Les lunettes de Stratton

Il y a de cela quelques décennies, un savant nommé Stratton développa des lunettes qui inversaient la perception du haut et du bas afin de mener des expériences sur la capacité qu’a le cerveau à traiter l’information. A Bienne on a fait il y a peu l’expérience de ces lunettes sous la forme d’une promotion dans l’élite du hockey du pays. Car, suite à cet événement, les Seelandais étaient en bas de classement, mais en haut de la hiérarchie au lieu d’être en haut, mais à l’étage du bas.

Cette nouvelle donne, au lieu d’offrir des premiers rôles dégagés de prétendants, laissait entrevoir un noyau d’insoumission à l’ordre naturel des choses de la part d’irréductibles Léventins. Ces guerriers sanguinaires et sans merci étaient d’ailleurs attendus ce soir au Stade de Glace pour une lutte qui s’avérera périlleuse, tant les insurgés réussissent le sans faute cette année, avec pas moins de 8 points d’avance sur les locaux, malgré un match de retard.
 
Et pourtant Bienne avait des arguments de poids. L’organisé manque d’efficacité en supériorité numérique, la taille et la robustesse insuffisante de la défense, une infirmerie qui ne désemplit pas avec des blessés pour de longue durée et un budget tout juste équivalent au salaire d’un second défenseur en NHL n’avaient pas de quoi faire adopter un profil bas. Mais rien n’y fait, Bienne n’avait pas le réalisme pour revenir au bon échelon.

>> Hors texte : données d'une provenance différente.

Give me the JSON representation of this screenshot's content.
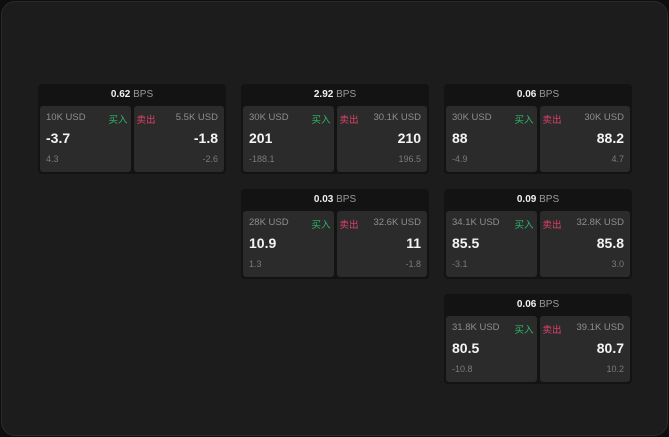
{
  "cards": [
    {
      "bps": "0.62",
      "unit": "BPS",
      "buy": {
        "size": "10K USD",
        "label": "买入",
        "price": "-3.7",
        "change": "4.3"
      },
      "sell": {
        "size": "5.5K USD",
        "label": "卖出",
        "price": "-1.8",
        "change": "-2.6"
      }
    },
    {
      "bps": "2.92",
      "unit": "BPS",
      "buy": {
        "size": "30K USD",
        "label": "买入",
        "price": "201",
        "change": "-188.1"
      },
      "sell": {
        "size": "30.1K USD",
        "label": "卖出",
        "price": "210",
        "change": "196.5"
      }
    },
    {
      "bps": "0.06",
      "unit": "BPS",
      "buy": {
        "size": "30K USD",
        "label": "买入",
        "price": "88",
        "change": "-4.9"
      },
      "sell": {
        "size": "30K USD",
        "label": "卖出",
        "price": "88.2",
        "change": "4.7"
      }
    },
    {
      "bps": "0.03",
      "unit": "BPS",
      "buy": {
        "size": "28K USD",
        "label": "买入",
        "price": "10.9",
        "change": "1.3"
      },
      "sell": {
        "size": "32.6K USD",
        "label": "卖出",
        "price": "11",
        "change": "-1.8"
      }
    },
    {
      "bps": "0.09",
      "unit": "BPS",
      "buy": {
        "size": "34.1K USD",
        "label": "买入",
        "price": "85.5",
        "change": "-3.1"
      },
      "sell": {
        "size": "32.8K USD",
        "label": "卖出",
        "price": "85.8",
        "change": "3.0"
      }
    },
    {
      "bps": "0.06",
      "unit": "BPS",
      "buy": {
        "size": "31.8K USD",
        "label": "买入",
        "price": "80.5",
        "change": "-10.8"
      },
      "sell": {
        "size": "39.1K USD",
        "label": "卖出",
        "price": "80.7",
        "change": "10.2"
      }
    }
  ],
  "colors": {
    "buy": "#2fb86a",
    "sell": "#e0406a"
  }
}
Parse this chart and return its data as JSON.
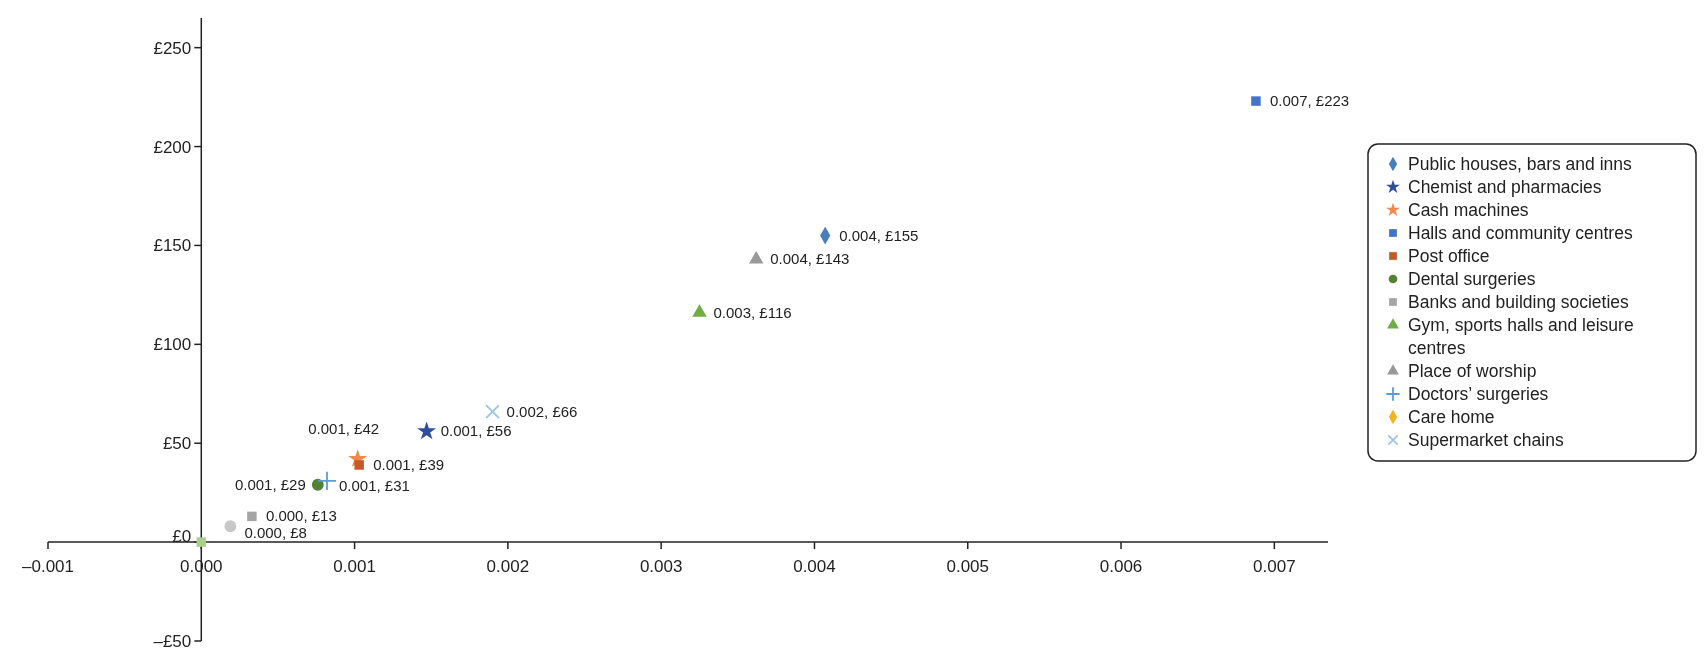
{
  "chart_data": {
    "type": "scatter",
    "legend": "right",
    "data_labels": false,
    "xlim": [
      -0.001,
      0.00735
    ],
    "ylim": [
      -50,
      265
    ],
    "xticks": [
      {
        "value": -0.001,
        "label": "–0.001"
      },
      {
        "value": 0,
        "label": "0.000"
      },
      {
        "value": 0.001,
        "label": "0.001"
      },
      {
        "value": 0.002,
        "label": "0.002"
      },
      {
        "value": 0.003,
        "label": "0.003"
      },
      {
        "value": 0.004,
        "label": "0.004"
      },
      {
        "value": 0.005,
        "label": "0.005"
      },
      {
        "value": 0.006,
        "label": "0.006"
      },
      {
        "value": 0.007,
        "label": "0.007"
      }
    ],
    "yticks": [
      {
        "value": -50,
        "label": "–£50"
      },
      {
        "value": 0,
        "label": "£0"
      },
      {
        "value": 50,
        "label": "£50"
      },
      {
        "value": 100,
        "label": "£100"
      },
      {
        "value": 150,
        "label": "£150"
      },
      {
        "value": 200,
        "label": "£200"
      },
      {
        "value": 250,
        "label": "£250"
      }
    ],
    "series": [
      {
        "name": "Public houses, bars and inns",
        "color": "#4a7ebb",
        "marker": "diamond",
        "x": [
          0.00407
        ],
        "values": [
          155
        ],
        "value_labels": [
          "0.004, £155"
        ]
      },
      {
        "name": "Chemist and pharmacies",
        "color": "#2f4e9e",
        "marker": "star",
        "x": [
          0.00147
        ],
        "values": [
          56
        ],
        "value_labels": [
          "0.001, £56"
        ]
      },
      {
        "name": "Cash machines",
        "color": "#f08a4b",
        "marker": "star",
        "x": [
          0.00102
        ],
        "values": [
          42
        ],
        "value_labels": [
          "0.001, £42"
        ]
      },
      {
        "name": "Halls and community centres",
        "color": "#4472c4",
        "marker": "square",
        "x": [
          0.00688
        ],
        "values": [
          223
        ],
        "value_labels": [
          "0.007, £223"
        ]
      },
      {
        "name": "Post office",
        "color": "#c55a28",
        "marker": "square",
        "x": [
          0.00103
        ],
        "values": [
          39
        ],
        "value_labels": [
          "0.001, £39"
        ]
      },
      {
        "name": "Dental surgeries",
        "color": "#548235",
        "marker": "circle",
        "x": [
          0.00076
        ],
        "values": [
          29
        ],
        "value_labels": [
          "0.001, £29"
        ]
      },
      {
        "name": "Banks and building societies",
        "color": "#a5a5a5",
        "marker": "square",
        "x": [
          0.00033
        ],
        "values": [
          13
        ],
        "value_labels": [
          "0.000, £13"
        ]
      },
      {
        "name": "Gym, sports halls and leisure centres",
        "color": "#70ad47",
        "marker": "triangle",
        "x": [
          0.00325
        ],
        "values": [
          116
        ],
        "value_labels": [
          "0.003, £116"
        ]
      },
      {
        "name": "Place of worship",
        "color": "#999999",
        "marker": "triangle",
        "x": [
          0.00362
        ],
        "values": [
          143
        ],
        "value_labels": [
          "0.004, £143"
        ]
      },
      {
        "name": "Doctors’ surgeries",
        "color": "#5b9bd5",
        "marker": "cross",
        "x": [
          0.00082
        ],
        "values": [
          31
        ],
        "value_labels": [
          "0.001, £31"
        ]
      },
      {
        "name": "Care home",
        "color": "#f0b323",
        "marker": "diamond",
        "x": [
          null
        ],
        "values": [
          null
        ],
        "value_labels": [
          null
        ]
      },
      {
        "name": "Supermarket chains",
        "color": "#9dc3e6",
        "marker": "x",
        "x": [
          0.0019
        ],
        "values": [
          66
        ],
        "value_labels": [
          "0.002, £66"
        ]
      },
      {
        "color": "#c8c8c8",
        "marker": "circle",
        "x": [
          0.00019
        ],
        "values": [
          8
        ],
        "value_labels": [
          "0.000, £8"
        ]
      },
      {
        "color": "#a9d18e",
        "marker": "square",
        "x": [
          0
        ],
        "values": [
          0
        ]
      }
    ]
  }
}
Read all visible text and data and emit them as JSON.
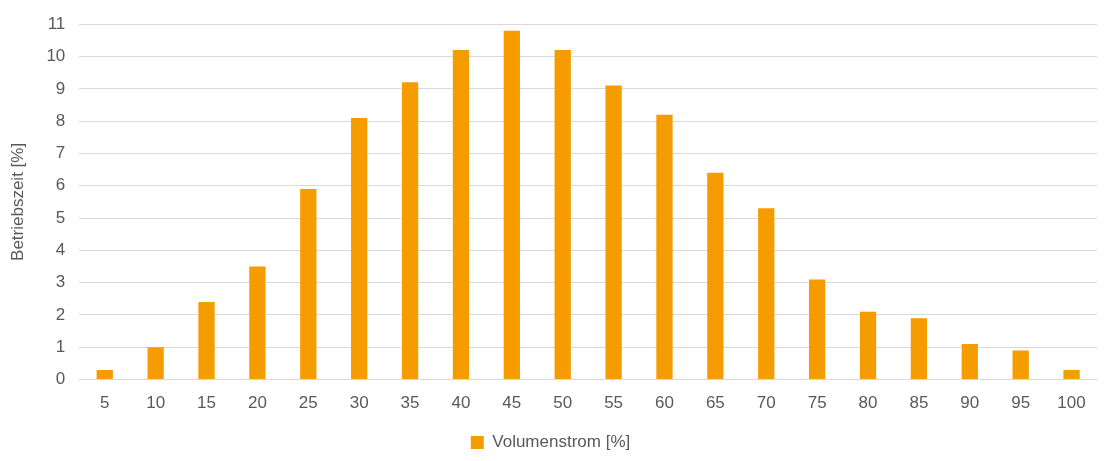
{
  "chart_data": {
    "type": "bar",
    "ylabel": "Betriebszeit [%]",
    "categories": [
      "5",
      "10",
      "15",
      "20",
      "25",
      "30",
      "35",
      "40",
      "45",
      "50",
      "55",
      "60",
      "65",
      "70",
      "75",
      "80",
      "85",
      "90",
      "95",
      "100"
    ],
    "series": [
      {
        "name": "Volumenstrom [%]",
        "color": "#f59c00",
        "values": [
          0.3,
          1.0,
          2.4,
          3.5,
          5.9,
          8.1,
          9.2,
          10.2,
          10.8,
          10.2,
          9.1,
          8.2,
          6.4,
          5.3,
          3.1,
          2.1,
          1.9,
          1.1,
          0.9,
          0.3
        ]
      }
    ],
    "ylim": [
      0,
      11
    ],
    "yticks": [
      0,
      1,
      2,
      3,
      4,
      5,
      6,
      7,
      8,
      9,
      10,
      11
    ],
    "grid": "y",
    "legend": "bottom"
  }
}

On pourrait citer les nombreux responsables de cet insuccès. Il y a non seulement le public qui se déplace, même par mauvais temps. Il y a l’entraîneur qui lave son linge sale en famille. Il y a le destin qui défie la logique dans certaines confrontations avec l’ennemi de la capitale. Et il y a certains joueurs qui avaient passé toute la saison précédente à produire des résultats qui auraient rendu jaloux n’importe quel golfeur noircissent cette année leur fiche, à tel point que certains soient retenus pour occuper une place dans*le morne et sans aucune ambition système de jeu du général Kruger*.

Mais ce soir, nous devons aussi respecter l’adversaire qui nous vient du nord. Le club du sud du Tessin a en effet réussi à se débarrasser des ignobles et immoraux Trudel – toujours aux fraises – et Dominichelli, bientôt exempt de ses obligations de citoyen suisse et, de fait, libéré de l’angoisse de devoir s’intégrer à *une organisation défensive étudiée jusque dans les bureaux des Devils du New Jersey*. Pour dire que c’est la gloire qui guette, le «jamais opportuniste» Roland Von Mentlen est devenu élu de la commune sur laquelle est bâtie la patinoire. Quel symbole plus évident que le vol en spirale d’un vautour pour montrer la vitalité d’un club ?

Décidemment, ces lunettes ont de nombreux avantages, même si elles ne me permettent pas complètement de ne pas être scandalisé du statut de dauphin qui devrait, au moins d’un point de vue zoologique, revenir à Rapperswil. En effet, comme vous le constaterez, elles me permettent aussi de publier le compte rendu de la rencontre avant qu’elle commence…

Ah…ce que je ne vous ai pas encore dit, c’est qu’au bout d’un certain temps, l’effet s’estompe et l’on recommence à voir le haut en bas. Mais cela, peut bien attendre la fin de la saison régulière.

Vous n’avez pas fini d’être jaloux des Biennois.